Juan Espinosa Juan Espinosa

What 7 Years and 1,500+ Athletes Taught Me About Throwing Velocity

After seven years and 1,500+ athletes, one truth holds up: the ones who win long-term are the ones who don't stop. Here's what consistency — and the right program — actually changes.

If there's one thing I've learned after seven years of training baseball athletes in the Dayton area, it's this: the athletes who win long-term are the ones who don't stop.

That sounds simple. But most athletes don't do it.

The Consistency Gap Is Real

Baseball is a long season — especially when you're playing year-round. And the biggest mistake I see athletes make is treating their development the same way they treat their season: they go hard, then they stop.

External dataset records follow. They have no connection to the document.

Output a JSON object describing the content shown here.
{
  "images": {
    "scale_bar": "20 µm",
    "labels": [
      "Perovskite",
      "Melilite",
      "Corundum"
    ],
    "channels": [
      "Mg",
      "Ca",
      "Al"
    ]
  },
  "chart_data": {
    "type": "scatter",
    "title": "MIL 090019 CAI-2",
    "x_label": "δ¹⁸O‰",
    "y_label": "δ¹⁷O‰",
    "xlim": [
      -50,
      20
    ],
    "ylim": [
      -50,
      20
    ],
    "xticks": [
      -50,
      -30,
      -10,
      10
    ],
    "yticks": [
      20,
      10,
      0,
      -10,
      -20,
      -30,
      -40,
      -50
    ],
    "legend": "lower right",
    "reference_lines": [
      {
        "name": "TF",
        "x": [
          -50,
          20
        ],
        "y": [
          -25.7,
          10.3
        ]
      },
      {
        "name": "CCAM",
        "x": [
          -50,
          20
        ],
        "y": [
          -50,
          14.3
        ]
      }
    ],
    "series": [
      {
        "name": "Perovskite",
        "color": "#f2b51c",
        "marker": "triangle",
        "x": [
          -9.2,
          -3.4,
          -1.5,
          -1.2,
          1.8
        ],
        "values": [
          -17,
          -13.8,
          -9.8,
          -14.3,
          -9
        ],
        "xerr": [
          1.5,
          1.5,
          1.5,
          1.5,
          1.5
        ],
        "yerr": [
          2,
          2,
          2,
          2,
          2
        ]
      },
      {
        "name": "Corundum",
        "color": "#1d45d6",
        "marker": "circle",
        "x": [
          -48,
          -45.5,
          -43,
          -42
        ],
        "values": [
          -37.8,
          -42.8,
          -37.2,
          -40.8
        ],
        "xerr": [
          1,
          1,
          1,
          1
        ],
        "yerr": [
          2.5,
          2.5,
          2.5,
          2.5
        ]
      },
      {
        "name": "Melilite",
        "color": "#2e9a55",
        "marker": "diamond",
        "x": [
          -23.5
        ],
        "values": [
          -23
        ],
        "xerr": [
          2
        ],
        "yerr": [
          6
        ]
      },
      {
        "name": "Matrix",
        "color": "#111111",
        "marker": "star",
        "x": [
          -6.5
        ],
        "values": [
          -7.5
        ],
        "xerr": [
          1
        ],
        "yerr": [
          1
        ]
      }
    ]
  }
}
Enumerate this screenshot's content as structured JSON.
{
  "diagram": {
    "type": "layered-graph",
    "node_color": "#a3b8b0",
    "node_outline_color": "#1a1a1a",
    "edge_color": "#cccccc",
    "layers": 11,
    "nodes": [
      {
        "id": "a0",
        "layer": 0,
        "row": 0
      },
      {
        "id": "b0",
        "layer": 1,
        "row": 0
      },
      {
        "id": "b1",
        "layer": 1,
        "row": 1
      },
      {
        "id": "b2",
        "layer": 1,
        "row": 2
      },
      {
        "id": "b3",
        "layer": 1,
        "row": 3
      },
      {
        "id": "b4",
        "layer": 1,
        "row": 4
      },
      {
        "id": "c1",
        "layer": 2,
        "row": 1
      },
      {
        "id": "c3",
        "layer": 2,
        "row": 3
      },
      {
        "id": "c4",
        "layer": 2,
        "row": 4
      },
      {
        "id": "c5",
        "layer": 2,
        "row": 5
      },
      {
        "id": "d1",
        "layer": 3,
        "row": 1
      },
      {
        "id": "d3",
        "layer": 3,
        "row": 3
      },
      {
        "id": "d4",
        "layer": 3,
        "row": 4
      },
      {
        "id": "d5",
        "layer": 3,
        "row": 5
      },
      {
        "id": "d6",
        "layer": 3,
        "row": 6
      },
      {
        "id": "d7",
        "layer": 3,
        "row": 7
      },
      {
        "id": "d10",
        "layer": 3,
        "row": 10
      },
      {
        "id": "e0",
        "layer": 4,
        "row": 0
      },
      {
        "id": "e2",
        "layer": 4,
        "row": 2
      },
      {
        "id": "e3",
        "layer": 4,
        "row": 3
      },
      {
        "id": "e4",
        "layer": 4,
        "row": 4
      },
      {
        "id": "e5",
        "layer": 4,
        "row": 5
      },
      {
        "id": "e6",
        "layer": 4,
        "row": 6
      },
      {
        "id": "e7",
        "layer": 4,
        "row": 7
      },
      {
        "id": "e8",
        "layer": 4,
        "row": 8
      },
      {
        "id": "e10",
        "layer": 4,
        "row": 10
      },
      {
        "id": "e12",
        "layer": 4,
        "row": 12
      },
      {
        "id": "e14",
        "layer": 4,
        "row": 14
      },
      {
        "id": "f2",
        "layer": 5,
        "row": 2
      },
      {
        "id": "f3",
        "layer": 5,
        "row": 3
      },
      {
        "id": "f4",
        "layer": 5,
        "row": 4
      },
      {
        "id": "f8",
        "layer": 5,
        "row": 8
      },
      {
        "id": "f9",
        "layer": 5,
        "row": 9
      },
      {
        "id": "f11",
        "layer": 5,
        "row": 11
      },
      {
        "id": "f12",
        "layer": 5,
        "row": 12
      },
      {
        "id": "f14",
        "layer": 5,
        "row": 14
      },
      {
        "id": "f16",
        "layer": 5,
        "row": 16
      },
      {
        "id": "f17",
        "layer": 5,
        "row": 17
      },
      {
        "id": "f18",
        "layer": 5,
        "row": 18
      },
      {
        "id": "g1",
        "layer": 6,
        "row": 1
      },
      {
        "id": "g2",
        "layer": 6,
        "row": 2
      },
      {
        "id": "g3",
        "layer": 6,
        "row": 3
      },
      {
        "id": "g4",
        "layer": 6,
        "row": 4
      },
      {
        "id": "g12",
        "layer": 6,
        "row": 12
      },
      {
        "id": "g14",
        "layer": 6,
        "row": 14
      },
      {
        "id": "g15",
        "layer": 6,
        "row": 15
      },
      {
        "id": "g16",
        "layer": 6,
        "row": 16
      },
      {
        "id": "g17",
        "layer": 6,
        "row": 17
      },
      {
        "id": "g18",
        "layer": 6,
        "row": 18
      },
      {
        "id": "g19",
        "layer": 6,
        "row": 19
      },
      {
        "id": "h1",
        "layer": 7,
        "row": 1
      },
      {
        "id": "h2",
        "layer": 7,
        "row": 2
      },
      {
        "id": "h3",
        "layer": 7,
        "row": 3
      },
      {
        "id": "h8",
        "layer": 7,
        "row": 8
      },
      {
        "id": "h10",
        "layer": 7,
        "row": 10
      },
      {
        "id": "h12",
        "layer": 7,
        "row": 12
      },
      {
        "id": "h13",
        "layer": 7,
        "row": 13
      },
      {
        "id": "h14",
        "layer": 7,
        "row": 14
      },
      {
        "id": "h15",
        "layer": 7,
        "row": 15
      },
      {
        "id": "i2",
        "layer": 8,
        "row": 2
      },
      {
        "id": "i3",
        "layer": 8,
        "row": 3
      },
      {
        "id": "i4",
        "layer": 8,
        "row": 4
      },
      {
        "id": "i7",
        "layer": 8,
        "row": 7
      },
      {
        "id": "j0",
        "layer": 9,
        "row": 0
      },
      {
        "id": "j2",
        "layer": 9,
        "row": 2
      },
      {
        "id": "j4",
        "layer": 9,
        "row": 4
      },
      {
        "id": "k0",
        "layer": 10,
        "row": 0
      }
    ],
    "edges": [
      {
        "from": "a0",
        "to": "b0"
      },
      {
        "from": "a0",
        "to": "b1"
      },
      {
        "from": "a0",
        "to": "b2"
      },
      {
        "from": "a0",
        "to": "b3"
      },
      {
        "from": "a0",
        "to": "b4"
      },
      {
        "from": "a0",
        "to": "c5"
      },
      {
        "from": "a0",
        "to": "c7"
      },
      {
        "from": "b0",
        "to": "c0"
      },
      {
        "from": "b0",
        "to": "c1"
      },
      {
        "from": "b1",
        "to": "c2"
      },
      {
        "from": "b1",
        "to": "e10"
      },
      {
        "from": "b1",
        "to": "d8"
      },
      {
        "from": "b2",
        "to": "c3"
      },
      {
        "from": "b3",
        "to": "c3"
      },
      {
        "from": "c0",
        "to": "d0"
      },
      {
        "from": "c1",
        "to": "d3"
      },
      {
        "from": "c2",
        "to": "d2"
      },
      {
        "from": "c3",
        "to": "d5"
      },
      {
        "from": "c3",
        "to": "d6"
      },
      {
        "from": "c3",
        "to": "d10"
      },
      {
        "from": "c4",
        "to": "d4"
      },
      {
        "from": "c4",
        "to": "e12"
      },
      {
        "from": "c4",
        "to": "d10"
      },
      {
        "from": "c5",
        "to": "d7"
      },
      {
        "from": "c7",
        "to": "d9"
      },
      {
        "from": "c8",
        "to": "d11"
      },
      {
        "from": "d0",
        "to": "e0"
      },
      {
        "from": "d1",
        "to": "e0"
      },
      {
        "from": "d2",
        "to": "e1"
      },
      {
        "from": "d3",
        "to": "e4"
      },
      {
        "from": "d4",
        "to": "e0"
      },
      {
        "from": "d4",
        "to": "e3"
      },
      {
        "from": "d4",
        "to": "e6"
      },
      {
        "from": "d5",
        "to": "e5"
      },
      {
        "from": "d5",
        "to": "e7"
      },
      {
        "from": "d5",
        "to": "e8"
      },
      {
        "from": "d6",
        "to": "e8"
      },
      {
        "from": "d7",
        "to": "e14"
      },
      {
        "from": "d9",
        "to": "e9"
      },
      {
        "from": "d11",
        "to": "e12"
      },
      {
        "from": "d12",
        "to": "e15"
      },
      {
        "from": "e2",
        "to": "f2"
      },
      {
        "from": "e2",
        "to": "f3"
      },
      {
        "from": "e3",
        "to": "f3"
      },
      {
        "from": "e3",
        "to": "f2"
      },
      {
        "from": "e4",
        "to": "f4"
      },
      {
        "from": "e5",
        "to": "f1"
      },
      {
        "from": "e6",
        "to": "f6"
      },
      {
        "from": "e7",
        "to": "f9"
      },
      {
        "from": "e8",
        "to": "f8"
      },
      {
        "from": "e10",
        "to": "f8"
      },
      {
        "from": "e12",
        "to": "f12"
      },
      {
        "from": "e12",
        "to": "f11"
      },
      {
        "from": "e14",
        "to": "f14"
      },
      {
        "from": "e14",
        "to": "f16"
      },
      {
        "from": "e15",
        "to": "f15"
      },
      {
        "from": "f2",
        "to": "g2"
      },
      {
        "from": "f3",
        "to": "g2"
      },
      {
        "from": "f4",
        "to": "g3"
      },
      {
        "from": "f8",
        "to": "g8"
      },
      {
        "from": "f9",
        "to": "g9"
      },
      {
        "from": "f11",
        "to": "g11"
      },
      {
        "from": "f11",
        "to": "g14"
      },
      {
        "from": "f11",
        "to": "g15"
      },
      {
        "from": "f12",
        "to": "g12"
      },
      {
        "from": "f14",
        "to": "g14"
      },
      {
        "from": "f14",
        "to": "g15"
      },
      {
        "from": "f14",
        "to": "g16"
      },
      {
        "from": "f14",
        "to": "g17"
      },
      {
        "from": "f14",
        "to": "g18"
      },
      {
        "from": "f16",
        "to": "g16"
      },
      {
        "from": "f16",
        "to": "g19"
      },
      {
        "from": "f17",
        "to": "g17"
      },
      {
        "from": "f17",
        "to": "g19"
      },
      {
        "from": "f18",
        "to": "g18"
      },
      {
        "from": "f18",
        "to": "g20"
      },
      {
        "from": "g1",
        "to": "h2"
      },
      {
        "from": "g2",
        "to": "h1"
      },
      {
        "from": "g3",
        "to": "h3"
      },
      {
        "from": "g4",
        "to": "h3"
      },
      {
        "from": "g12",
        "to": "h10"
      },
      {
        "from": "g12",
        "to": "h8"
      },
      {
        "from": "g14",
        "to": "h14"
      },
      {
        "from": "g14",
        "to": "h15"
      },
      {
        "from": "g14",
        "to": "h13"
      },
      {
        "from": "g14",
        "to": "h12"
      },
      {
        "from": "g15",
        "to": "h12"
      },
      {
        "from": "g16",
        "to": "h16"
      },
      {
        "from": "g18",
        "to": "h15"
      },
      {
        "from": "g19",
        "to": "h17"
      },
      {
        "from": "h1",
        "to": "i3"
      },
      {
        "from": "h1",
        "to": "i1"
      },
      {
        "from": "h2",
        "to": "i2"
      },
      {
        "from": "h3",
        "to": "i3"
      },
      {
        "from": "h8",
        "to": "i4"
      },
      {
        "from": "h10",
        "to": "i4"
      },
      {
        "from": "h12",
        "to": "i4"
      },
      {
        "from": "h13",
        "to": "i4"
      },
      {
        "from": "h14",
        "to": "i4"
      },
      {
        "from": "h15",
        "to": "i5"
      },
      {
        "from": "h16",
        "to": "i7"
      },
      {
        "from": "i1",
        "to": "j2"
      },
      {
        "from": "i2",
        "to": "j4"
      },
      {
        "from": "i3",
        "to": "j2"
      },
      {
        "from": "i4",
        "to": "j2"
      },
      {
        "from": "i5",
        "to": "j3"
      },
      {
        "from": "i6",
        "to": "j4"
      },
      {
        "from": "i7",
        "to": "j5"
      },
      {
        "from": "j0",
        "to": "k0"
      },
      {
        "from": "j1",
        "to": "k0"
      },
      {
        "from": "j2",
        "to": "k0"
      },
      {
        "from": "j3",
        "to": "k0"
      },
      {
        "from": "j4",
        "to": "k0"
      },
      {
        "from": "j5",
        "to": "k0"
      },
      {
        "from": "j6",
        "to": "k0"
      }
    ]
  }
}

Here's what that actually looks like in practice. An athlete trains with us through the winter, gains velocity, feels great going into spring. Then the season starts, training stops, and three to five months go by. By the time fall rolls around, they're right back where they started — sometimes worse.

Meanwhile, the athlete next to them who never stopped? They maintained. And when that next training window opens, they're building on top of last year's gains — not trying to catch up to them.

Over seven years and more than 1,500 athletes, I've seen this play out hundreds of times.

A Program Built to Scale With Your Athlete

Our program was originally designed for college athletes. What we've done over the years is learn how to take the core of that methodology and scale it intelligently — for a nine-year-old, a middle schooler, a high school freshman, or a college junior trying to add the final few miles per hour.

The framework is the same. The application is different.

And it's not just about age. Within any group, you'll have athletes at completely different ability levels. A college athlete who can't do a single pull-up is not on the same program as the guy next to him repping out sets with sixty pounds added. We meet every athlete where they actually are and push them from that point forward.

The Honest Conversation We Have With Every Family

One of the things we do early with every athlete is have a real conversation about goals and time commitment. If you want to reach a certain level, here's what it takes. If you can only train once or twice a week, we're not going to hand you a program that requires four sessions to work. That's not fair to you or your athlete.

That honesty is a big part of why we've retained athletes for four, five, six, even seven years — kids who started with us at ten years old and are now training with us in college.

What This Means for Your Athlete

Whether your son is a twelve-year-old multi-sport kid who wants to get better at pitching, or a high school junior chasing a college roster spot, the path forward is the same: consistency, an honest commitment level, and a program that grows with him.

That's what we've built at Top Velocity Dayton. And 1,500+ athletes later, the data backs it up.